NT: A few years ago, ATP launched a large-scale tree-planting project in Tsitsernakaberd. Is this program still effective?

MS: ATP launched its coppicing program in Tsitsernakaberd in 1996. During the economic blockade in the early 1990s, most of the trees growing near the Armenian Genocide Memorial in Tsitsernakaberd were cut for heating fuel. The territory would have undergone compete desertification if we have not launched our restoration projects. We brought seedlings from the Mirak nursery, and cleaned the territory since 2007, but the program implementation was much more active in 1996-2000 than it is now.

NT: This year ATP was recognized National Winner of the prestigious Energy Globe Award for Sustainability. What does this noteworthy award call for?

MS: ATP’s backyard nursery micro-enterprise program was selected as the National Winner for Armenia of the Energy Globe Award, also known as the World Award for Sustainability. ATP Boston representatives attended the awarding ceremony on May 26 at the European Parliament in Brussels, where the program was selected from among 853 projects from 109 nations.

The innovative ATP program is mitigating poverty-driven deforestation by creating micro-enterprise tree nurseries in the Getik River Valley of northern Armenia. These nurseries are owned by hundreds of Armenia’s most impoverished families, who have doubled their annual income by participating in the backyard nursery program.

This year, ATP purchased 309,620 seedlings from backyard nurseries of 399 rural families. These seedlings were planting in surrounding deforested hillsides of Gegharkunik and Tavush regions.

ATP hired 100 local residents to plant new seedlings on 100 hectares (250 acres) of land belonging to the Aygut community (Gegharkunik Marz).

It is worth mentioning that the award gala in Brussels also included remarks by former UN Secretary General Kofi Annan and EU Council President Janez Jansa, as well as performances by Dionne Warwick, Alanis Morissette and Zucchero.

(The Energy Globe Awards was initiated by Wolfgang Neumann of Austria in 1999, and he is one of the presidents of the Energy Globe Foundation. - NT).

NT: Alongside with environmental projects, ATP focuses on agricultural programs, advocating for social and economic development of villages. Tell us a little about ATP’s village-based model of community development.

MS: Poverty is one of the great enemies of forests. Historically, people with no other viable source of income or energy have destroyed the forests that were their lifelines, due to non-sustainable harvesting.
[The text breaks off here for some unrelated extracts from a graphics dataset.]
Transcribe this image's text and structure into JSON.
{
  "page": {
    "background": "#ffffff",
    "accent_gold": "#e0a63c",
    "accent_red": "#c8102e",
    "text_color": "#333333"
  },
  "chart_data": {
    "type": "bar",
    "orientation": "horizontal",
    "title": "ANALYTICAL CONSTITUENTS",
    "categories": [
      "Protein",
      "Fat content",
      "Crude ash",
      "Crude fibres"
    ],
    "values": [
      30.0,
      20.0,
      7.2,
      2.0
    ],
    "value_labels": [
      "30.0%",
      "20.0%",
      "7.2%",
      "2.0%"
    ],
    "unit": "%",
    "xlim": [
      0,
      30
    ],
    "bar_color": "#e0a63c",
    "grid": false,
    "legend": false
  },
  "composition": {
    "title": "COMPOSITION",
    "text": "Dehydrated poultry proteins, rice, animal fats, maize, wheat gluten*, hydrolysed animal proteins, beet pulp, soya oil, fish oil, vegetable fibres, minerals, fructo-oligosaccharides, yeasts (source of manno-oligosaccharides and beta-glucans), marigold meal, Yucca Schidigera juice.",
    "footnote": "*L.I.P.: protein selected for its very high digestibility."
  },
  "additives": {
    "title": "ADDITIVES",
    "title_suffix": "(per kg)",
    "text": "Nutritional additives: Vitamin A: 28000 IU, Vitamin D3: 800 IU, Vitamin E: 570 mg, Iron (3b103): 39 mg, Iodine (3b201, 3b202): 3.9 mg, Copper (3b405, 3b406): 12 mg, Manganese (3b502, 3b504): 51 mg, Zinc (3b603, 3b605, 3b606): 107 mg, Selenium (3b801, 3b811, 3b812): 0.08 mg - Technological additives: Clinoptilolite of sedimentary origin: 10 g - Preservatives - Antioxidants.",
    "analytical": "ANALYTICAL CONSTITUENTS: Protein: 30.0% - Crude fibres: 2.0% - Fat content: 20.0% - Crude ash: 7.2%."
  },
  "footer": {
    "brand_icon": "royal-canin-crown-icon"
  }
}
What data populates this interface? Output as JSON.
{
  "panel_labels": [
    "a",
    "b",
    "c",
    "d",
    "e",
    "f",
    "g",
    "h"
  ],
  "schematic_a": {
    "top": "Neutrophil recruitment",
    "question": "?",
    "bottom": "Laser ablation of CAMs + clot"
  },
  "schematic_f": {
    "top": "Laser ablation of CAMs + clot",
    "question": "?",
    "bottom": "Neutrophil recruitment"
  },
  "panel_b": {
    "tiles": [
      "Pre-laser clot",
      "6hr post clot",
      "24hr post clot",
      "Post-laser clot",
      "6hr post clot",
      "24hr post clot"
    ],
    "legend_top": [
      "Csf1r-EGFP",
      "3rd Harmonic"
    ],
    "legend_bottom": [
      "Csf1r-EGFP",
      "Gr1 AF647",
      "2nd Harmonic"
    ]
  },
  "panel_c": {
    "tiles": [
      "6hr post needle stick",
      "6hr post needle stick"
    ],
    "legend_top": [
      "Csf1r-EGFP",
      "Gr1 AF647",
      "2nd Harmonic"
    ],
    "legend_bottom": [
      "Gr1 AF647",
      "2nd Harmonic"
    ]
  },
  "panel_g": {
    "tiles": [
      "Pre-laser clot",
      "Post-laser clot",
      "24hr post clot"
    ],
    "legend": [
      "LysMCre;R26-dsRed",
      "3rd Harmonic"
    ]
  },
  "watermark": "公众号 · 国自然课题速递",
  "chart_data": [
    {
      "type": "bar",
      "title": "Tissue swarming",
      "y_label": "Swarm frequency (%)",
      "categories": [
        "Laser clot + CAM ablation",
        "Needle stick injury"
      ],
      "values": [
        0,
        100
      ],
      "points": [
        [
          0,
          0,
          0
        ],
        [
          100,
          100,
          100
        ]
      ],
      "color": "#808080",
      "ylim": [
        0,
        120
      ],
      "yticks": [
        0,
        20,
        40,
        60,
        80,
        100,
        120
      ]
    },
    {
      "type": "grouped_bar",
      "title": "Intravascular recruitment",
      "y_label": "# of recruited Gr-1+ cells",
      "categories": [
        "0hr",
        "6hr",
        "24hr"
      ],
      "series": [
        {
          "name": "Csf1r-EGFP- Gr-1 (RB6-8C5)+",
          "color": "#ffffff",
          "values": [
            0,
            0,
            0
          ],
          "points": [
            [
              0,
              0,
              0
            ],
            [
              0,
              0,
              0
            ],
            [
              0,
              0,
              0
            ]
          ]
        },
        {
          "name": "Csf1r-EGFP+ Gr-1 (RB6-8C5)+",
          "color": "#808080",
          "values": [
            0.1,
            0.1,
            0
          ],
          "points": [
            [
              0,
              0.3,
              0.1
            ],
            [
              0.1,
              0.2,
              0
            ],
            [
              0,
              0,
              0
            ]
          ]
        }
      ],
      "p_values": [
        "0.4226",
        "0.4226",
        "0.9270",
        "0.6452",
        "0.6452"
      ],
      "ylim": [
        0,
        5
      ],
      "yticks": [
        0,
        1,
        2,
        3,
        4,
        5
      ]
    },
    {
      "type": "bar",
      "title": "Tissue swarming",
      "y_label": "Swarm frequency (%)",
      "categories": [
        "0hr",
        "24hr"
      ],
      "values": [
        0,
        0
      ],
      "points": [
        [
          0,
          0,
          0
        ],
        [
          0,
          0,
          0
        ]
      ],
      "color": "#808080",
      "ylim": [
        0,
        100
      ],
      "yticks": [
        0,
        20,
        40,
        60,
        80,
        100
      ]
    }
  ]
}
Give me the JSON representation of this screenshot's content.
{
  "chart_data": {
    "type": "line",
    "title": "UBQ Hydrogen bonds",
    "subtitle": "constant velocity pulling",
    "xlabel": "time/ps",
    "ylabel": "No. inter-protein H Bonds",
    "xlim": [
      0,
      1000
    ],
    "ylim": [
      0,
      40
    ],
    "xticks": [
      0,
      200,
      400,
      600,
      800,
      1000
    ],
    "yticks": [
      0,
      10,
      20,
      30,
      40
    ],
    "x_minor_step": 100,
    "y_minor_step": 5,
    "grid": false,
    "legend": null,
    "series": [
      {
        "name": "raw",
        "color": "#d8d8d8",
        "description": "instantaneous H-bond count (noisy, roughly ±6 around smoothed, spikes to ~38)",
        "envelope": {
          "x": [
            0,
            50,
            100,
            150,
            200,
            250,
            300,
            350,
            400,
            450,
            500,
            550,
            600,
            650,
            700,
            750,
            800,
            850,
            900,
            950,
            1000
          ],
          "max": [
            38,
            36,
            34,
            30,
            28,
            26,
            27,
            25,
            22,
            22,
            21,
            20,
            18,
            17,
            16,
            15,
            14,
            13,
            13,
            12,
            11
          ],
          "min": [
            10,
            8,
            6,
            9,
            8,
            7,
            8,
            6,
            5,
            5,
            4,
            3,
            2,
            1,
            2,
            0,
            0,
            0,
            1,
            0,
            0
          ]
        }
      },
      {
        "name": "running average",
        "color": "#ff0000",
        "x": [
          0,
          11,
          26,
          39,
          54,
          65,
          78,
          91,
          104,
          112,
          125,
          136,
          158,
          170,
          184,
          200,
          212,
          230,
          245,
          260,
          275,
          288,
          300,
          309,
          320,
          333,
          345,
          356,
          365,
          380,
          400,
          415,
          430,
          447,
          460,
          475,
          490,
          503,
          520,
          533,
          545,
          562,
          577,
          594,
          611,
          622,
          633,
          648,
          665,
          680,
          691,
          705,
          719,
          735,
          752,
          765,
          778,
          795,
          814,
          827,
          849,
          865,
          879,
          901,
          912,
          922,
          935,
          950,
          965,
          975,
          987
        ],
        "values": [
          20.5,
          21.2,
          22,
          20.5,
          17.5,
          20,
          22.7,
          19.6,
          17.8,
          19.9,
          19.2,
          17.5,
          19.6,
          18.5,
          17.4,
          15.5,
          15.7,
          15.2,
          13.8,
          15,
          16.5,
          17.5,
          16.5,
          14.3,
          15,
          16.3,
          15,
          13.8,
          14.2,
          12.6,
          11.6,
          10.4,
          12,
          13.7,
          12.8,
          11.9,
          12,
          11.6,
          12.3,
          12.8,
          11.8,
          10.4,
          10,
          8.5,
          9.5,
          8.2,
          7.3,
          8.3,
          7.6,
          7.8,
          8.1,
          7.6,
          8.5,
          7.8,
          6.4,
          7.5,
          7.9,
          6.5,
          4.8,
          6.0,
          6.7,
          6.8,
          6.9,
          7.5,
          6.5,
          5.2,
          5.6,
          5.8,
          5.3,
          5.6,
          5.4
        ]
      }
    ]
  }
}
As such, successful reforestation must be combined with locally based poverty reduction efforts in order to protect existing resources and investments in the future. In both urban and rural settings, poverty reduction and community development activities reduce the pressure on the remaining forests.

After assessing the severity of tree cutting and how it affected the vitality and sustainability of citizens in rural, impoverished areas, ATP laid out a strategy to reforest the Getik River Valley, an area located just north of Lake Sevan.

ATP initiated a pilot project that was designed to reforest degraded lands while generating income through micro-enterprise development in refugee villages. In 2004, ATP taught 17 families in the village of Aygut techniques for growing tree seedlings in backyard nursery plots. With ATP’s technical support these micro-enterprises produced 20,000 seedlings, and ATP paid participants for each seedling transplanted into the forest.

In 2008, we expanded this project to include 399 families who grew nearly 310, 000 seedlings. The development of these “micro-enterprise” nurseries not only provides for larger scale reforestation efforts, but also significantly increases each participant’s annual income.